Wrote this on the train. I'm sorry that things don't come out of me like they used to, but this probably only bothers me. Anyway, this is what I was thinking about:


I’ve been riding since Geneva, three countries and four trains ago. Sometimes looking at the beautiful views, thinking, and sometimes sleeping. I love how trains rock me to sleep. Right now I’m watching out the window, experiencing my first train ride in the rain somewhere in Germany or Austria, I’m not sure where. As much as I have loved the sun shine the past week, I’ve missed the rain and welcome the gray sky. As I look back on the past two weeks or so, I’m taken aback by God’s great hand revealing itself so clearly. I think of my grandfather’s death. How surprisingly it reminded me of my purpose to rescue the perishing; of the worship with my fellow workers; of tears of awe and gratitude.

Right now I’m reminded of a week ago. Last Thursday walking home from dinner, many of us found the steep wooded path back to the hotel too dark. I remembered that I had a small flashlight (thanks to my mother’s passion for them) in my day pack. After I guided my own group, to lighter places, I guided others who were behind us. Martha remarked as I guided her group that this was symbolic of my life’s mission and I agree with her. All the same, as I get closer to home, I wonder what that will look like. I feel so ill prepared.

My mind goes back to yesterday, when I was hanging from a gondola with my aunt and uncle, visibly trembling and clutching my aunt hand as we ascended to a peak of Mont Blanc. I felt so completely out of control and so at awe of the scope of the thing we were climbing at a rocking pace. At times I thought there was no way I could survive. There as an silence among my fellow travelers that told me even the well worn travelers were not immune to the sheer magnitude of the heights we were taking on. Of the view. Of God’s majesty stretched across miles and miles in clear view; above the tree line; above the clouds; where the snow never melts away. We reached the top and I was exhilarated by the views and the adventurers who had clearly climbed their way there; People who had camped on the mountain top. I felt so ashamed of myself for trembling at the thought of taking the gondola back down, but I had no idea what to expect. As it turned out, the trip was not a harrowing as I feared. I was able to marvel at the sites without fear of death.

I pray that I similar thing will happen with my life work. I pray I will have the courage to face the heights far beyond me. I pray that will be challenged by those far more accomplished than me. I pray I will find that I can marvel without fear of anything but the awe of pleasing God.

08 August 2009

When Dreams Wake

Today was grueling. I have to admit, because everyone I was in contact with today knows it, I spent most of the day in a wad of self pity. Nothing deeply upsetting; everything was just a little off from my expectation. And, my shoulders are rugburned from my backpack. But, I'm tired of all that now. Now, I thinking about the fact that I'm sitting in a parlor in London. I just had delicious Afghan food - that's still deciding what it thinks of my stomach.

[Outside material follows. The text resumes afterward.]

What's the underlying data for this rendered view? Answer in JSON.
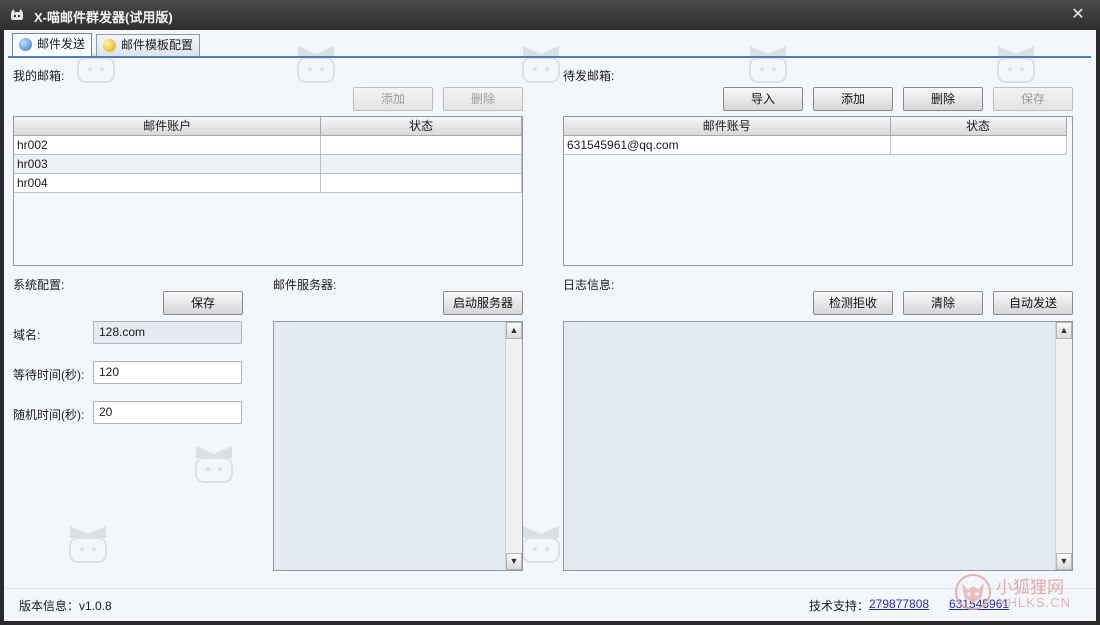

I'm not sure if I'm comfortable with double-decker buses gliding through these tiny streets. Sitting in the front window of the second story is too much like some dreams I've had of flying. Which made me think that really all I've been doing lately is living out all my favorite dreams. I've wanted to go to London since my mother came home with a tea set from her trip to the UK when I was five years old. I've longed to live in Europe. I've dreamed of opening my mouth and something other than English comes out.

These waking dreams are not as easy. They are humiliating and sometimes unnerving. But, I am living the dreams God has given me. I pray I have the courage to continue to live them all out. And, tomorrow I'll wake into my dreams again.

Til then I must sleep to make new dreams for the future.